The Legend Of Zelda (1984)

One of the biggest blind spots of my gaming life is that I never finished the first Zelda game on the NES. I remember renting it when I was a kid, but I never got more than a few screens deep. When I was a bit older I tried it again and bounced right off of it when I could have been playing some new SNES game…. And it went on like that until this week.

The original Zelda title is very obtuse compared to it’s 3D counterparts, where I mainly started the series with back in 1998 with Ocarina of Time as my first main Zelda that I finished. So starting this game really was a trip back to a different time in games.

The game starts by dropping Link right into the middle of Hyrule, where there is no real indication of where to go or what to do. The first screen does not have any enemies but does have one black door leading into a cave. Going into this first cave gives you the famous “It’s dangerous to go alone, take this!” phrase while presenting you with a free wooden sword to take. Now, that you have your trusty sword at your hilt, it’s time to explore.

And this is where I always bounced off of the game. There is no actual map in game, no way to know where you are or where to go. It is 100% up to you to go exploring and either jot down every screen and make a map yourself on a piece of paper, or look up a guide. This game was meant to take weeks to complete, not hours. By repetition you start to kinda learn the map a big, but it is decently large and the time it takes to get from one screen to another seems like it takes forever in the modern era of games, where we have infinite worlds and huge draw distances with near zero loading times after getting into the game.

Learning the map is key to playing this game, bombing and lighting every single inch of the map to reveal hidden rooms is also imperative. Without doing this, you can never finish the game. Again, one of my main issues with the game. It’s just kinda impossible to progress in this game very much without spending hours just blowing up every single wall or lighting every single bush on fire. It’s unintuitive and frankly a huge time waster.

When I sit down and play a game, I don’t want to pull up a walkthrough on my phone, nor should I have to. Games should be an experience you get sucked into and are able to concentrate and pour all your focus into, getting lost in the world of the game. Immediately getting stuck or wandering around for 25 minutes at the start of the game with zero progress is exactly the kind of thing that kills all enjoyment for me. I’m not saying the game needs to hold my hand, but a bit of text or even just an actual game map telling me where I am and where I have been would be incredibly helpful.

It’s was a weird and frustrating experience to have come to this classic game so late in my life and be immediately stumped as to what to do and where to go. Playing games for 31+ years of my life, I have grown accustomed to certain quality of life improvements by games becoming more advanced and technologically superior. It has hindered my patience for aspects of games that are more or less something minor. But again, I have to take into account the time period these games were created in. Games like these were meant to be completed in weeks or months, not hours. The developers wanted an experience like this to teach you to explore every nook and cranny of the game world. Never trusting any surface as a solid interface.

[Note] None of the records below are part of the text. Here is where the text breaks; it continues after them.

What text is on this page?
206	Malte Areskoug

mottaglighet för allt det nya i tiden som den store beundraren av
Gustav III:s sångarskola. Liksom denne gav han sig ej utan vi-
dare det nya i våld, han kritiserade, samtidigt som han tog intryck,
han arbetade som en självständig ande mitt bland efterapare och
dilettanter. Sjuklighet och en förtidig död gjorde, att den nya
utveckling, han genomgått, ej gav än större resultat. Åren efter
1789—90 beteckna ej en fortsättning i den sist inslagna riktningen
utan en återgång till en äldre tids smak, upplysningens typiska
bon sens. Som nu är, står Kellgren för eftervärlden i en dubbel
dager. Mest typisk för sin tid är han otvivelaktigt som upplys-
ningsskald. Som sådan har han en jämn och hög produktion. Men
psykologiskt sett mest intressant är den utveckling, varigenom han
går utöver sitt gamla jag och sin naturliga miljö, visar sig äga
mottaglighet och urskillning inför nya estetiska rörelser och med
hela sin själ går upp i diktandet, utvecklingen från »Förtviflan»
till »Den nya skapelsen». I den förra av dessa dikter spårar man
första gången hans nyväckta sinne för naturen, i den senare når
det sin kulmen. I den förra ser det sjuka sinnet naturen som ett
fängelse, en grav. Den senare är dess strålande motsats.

The game itself is the beginning of the Zelda formula. Finding a dungeon and gaining a tool to defeat the boss and picking up a heart container and piece of the shattered triforce to ultimately take down Gannon. It’s a great game that teaches you strategy and patience. Dying in the game just means you go back to the beginning spawn area, but you still keep all your rupees and items. It’s a solid game that I really did enjoy playing through.

I can now check off a section of my gaming list of shame and say I finished the original NES Legend of Zelda. It feels good to be able to say that, and know that I did everything in that game and can now understand how and why people hold it so dear. But the way the game is so obtuse and really doesn’t explain enough, where to go, where you are and just allows you to aimlessly wander around is a bit of a bummer. My only regret is not understanding this sooner and I wish I took the time to really just pull out a notebook and create my own map and spend the week or two finishing this game by taking notes… Maybe I should have used those blank notes sections in the back of the game manuals more often when I was a kid.